Did you ask him to be present? Do you want him to come and see the baby? I think this is very important and worth asking him as soon as possible.
Hi NM, well I asked him in the beginning when things weren't so bad, and he was ambivalent. By all means, i want him to see his baby, and he has every right to also. But I reckon he needs to do the work and ask me. I'm going dark until the birth.
Hey Gatsby, As he's still unemployed (the job market here is baaaad) I cannot get Child Support. I will ask for it as soon as he is earning. I am assuming he wants a non role in the birth- otherwise he would have asked, right? I invited him to come to all the classes and be part of it in the beginning... don't want to be a broken record. As for meeting the baby, again he has not asked for anything yet.I plan to call him or have a relative call him while i'm in labour, and then he'll get another call letting him know when we are ready for his visit. Does that sound fair?
Good on you for doing your list! I need to pack a hoppy bag, tomorrow I am meeting with the my private midwife to go through the birth plan (wish I'd done this earlier cos am more fuzzy headed these days), and practice, practice, practice my deep breathing. yikes.
Decided I needed to do a second round of A exposure. I think everyone was conveniently hoping the A had died - but no, it just went underground.
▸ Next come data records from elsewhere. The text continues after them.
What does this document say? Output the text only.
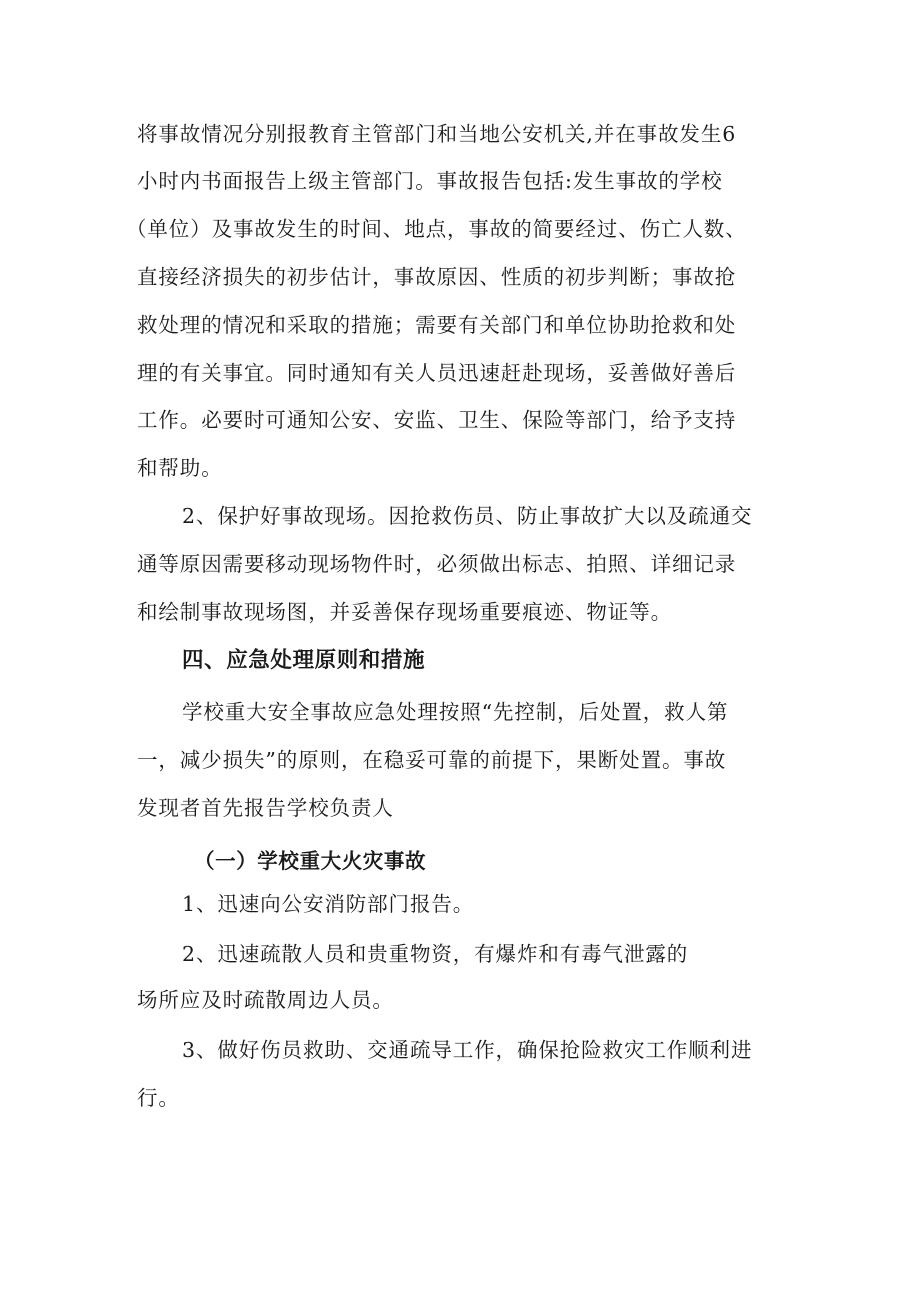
将事故情况分别报教育主管部门和当地公安机关,并在事故发生6
小时内书面报告上级主管部门。事故报告包括:发生事故的学校
（单位）及事故发生的时间、地点，事故的简要经过、伤亡人数、
直接经济损失的初步估计，事故原因、性质的初步判断；事故抢
救处理的情况和采取的措施；需要有关部门和单位协助抢救和处
理的有关事宜。同时通知有关人员迅速赶赴现场，妥善做好善后
工作。必要时可通知公安、安监、卫生、保险等部门，给予支持
和帮助。
2、保护好事故现场。因抢救伤员、防止事故扩大以及疏通交
通等原因需要移动现场物件时，必须做出标志、拍照、详细记录
和绘制事故现场图，并妥善保存现场重要痕迹、物证等。
四、应急处理原则和措施
学校重大安全事故应急处理按照“先控制，后处置，救人第
一，减少损失”的原则，在稳妥可靠的前提下，果断处置。事故
发现者首先报告学校负责人
（一）学校重大火灾事故
1、迅速向公安消防部门报告。
2、迅速疏散人员和贵重物资，有爆炸和有毒气泄露的
场所应及时疏散周边人员。
3、做好伤员救助、交通疏导工作，确保抢险救灾工作顺利进
行。
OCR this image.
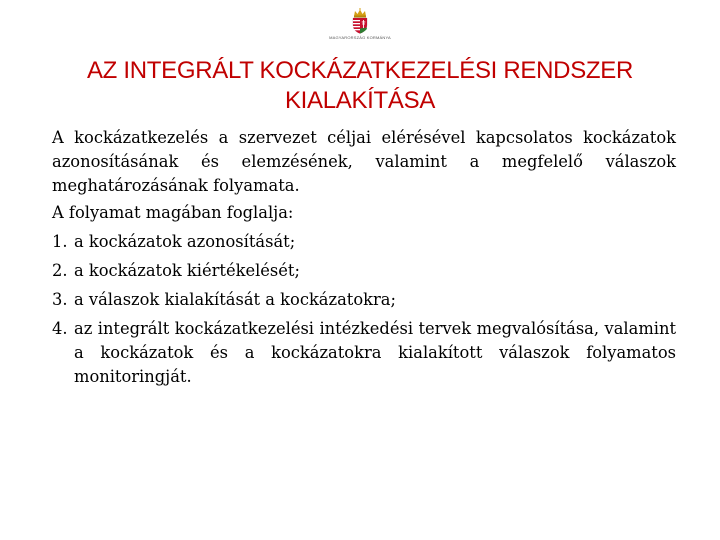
MAGYARORSZÁG KORMÁNYA
AZ INTEGRÁLT KOCKÁZATKEZELÉSI RENDSZER KIALAKÍTÁSA

A kockázatkezelés a szervezet céljai elérésével kapcsolatos kockázatok azonosításának és elemzésének, valamint a megfelelő válaszok meghatározásának folyamata.

A folyamat magában foglalja:

1. a kockázatok azonosítását;
2. a kockázatok kiértékelését;
3. a válaszok kialakítását a kockázatokra;
4. az integrált kockázatkezelési intézkedési tervek megvalósítása, valamint a kockázatok és a kockázatokra kialakított válaszok folyamatos monitoringját.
So today I exposed again (and respectfully) to select family and friends in WAH, my and OW's circle.
One common friend decided to write to WAH immediately. I've just been sent a copy of the email. The frined has had a huge go at WAH - a very firm and brutal stand about the damage he is doing, and how he will carry it forever, and how he is gutless and how this friend does not want to know this "new" WAH anymore.
I would like email the friend and say thanks for sticking up for me although it's a tone I don't approve of. Do I need to distance myself in any way?